Sonya laughed. ‘I was only joking,’ she said.

But was she? Ella couldn’t be sure.

There was only a small platform up in the tree, with just enough room for one of them at a time. Two ropes tied round the trunk led from there to another tree, then another. By using them as a bridge, they could get to the main viewing platform at the front of the farm. Sonya and Isaac went first, standing on one rope, their hands on the other, wobbling and swaying backwards and forwards, laughing to cover their nervousness.

Ella waited till they’d reached the next platform and went after them.

Once they were all on the main platform they looked out across the fields, but couldn’t see anything of the grown-ups. The army must be hidden behind trees and small rises in the ground.

‘Maybe they won’t come this way,’ said Ella. ‘Maybe we’ll be all right.’

‘They’re out there,’ said Isaac. ‘We all saw them.’

‘One of us needs to stay up here as a look-out,’ said Sonya. ‘I think you should, Isaac. You can fire your arrows down from here.’

‘How many arrows have you got?’ Ella asked.

‘About twenty-five, thirty,’ said Isaac.

‘And how many grown-ups did you see earlier?’

‘Yeah, way more than that,’ said Isaac, and he gave a harsh laugh. ‘Better than nothing, though.’

Isaac agreed to stay up there if they brought him something to eat and Ella took Sonya back down.

When they got back to the yard, the other kids came over and crowded round them, asking loads of questions, trying to reassure themselves they’d made the right decision to stop here.

‘We couldn’t keep on running,’ said Louisa.
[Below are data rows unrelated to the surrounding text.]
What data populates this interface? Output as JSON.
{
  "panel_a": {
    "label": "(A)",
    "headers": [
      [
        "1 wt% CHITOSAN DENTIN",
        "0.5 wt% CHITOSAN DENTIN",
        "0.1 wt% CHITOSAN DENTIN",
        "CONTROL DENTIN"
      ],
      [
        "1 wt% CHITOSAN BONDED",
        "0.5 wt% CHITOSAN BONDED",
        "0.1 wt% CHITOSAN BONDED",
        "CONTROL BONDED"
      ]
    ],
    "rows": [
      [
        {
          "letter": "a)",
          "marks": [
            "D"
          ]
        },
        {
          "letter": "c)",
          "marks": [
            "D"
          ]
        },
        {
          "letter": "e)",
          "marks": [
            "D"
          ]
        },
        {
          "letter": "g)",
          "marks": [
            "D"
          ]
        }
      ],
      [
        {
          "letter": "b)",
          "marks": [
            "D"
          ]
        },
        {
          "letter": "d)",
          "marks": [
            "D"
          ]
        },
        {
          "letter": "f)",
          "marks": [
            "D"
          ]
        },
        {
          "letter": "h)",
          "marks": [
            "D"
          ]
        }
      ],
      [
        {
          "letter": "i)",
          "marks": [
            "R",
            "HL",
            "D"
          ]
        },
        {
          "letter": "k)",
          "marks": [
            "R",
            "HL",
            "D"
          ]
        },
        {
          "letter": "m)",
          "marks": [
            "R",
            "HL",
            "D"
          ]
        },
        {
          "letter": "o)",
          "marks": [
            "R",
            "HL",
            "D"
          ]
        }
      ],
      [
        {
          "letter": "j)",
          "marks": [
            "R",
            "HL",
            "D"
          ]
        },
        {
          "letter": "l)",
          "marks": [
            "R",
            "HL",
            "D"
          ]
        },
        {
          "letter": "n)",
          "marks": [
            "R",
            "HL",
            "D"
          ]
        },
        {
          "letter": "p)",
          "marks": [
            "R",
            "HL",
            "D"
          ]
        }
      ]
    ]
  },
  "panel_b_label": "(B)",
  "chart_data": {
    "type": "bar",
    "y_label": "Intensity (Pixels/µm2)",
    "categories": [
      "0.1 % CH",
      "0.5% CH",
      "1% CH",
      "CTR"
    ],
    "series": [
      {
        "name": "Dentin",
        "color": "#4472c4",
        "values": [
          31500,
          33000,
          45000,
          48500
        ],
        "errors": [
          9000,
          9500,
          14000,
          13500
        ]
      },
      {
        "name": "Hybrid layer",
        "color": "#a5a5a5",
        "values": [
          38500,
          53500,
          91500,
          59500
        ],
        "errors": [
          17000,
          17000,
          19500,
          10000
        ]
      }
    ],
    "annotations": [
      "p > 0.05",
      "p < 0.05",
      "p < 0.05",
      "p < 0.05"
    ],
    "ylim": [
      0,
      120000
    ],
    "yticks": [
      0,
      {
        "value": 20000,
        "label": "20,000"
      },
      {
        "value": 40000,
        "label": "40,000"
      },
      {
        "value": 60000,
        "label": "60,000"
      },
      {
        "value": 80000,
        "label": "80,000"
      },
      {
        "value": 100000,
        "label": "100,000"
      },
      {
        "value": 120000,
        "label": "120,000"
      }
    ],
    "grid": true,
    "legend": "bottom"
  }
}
‘Specially as you run like a typical girl,’ said Harry, and he went into a silly run, all wobbly knees and flapping arms. ‘Look at me,’ he squealed in a high-pitched voice. ‘I’m a kind of crap dinosaur.’

Sonya stepped up behind him and tripped him, sending him sprawling into the dirt. He swore at her, but she stood over him and held him down with the heel of her boot.

‘If you have a go at my sister one more time I will shove your head up your arse,’ she said. ‘And you can see what you had for lunch.’

‘What’s the matter with you?’ said Harry. ‘Lost your sense of humour? Besides, you’re always having a go at her.’

‘She’s my sister, that’s different.’

Ella left them to it and went to look for Scarface. She found him near the gate, rigging up more defences. Pulling some vicious-looking farm machinery into place. She said hello to him, but he ignored her. He looked in a bad mood, but whether that was because there was an army of grown-ups on its way or because Ella had invited the others in she couldn’t tell. When he was in one of his moods, he behaved like a little kid.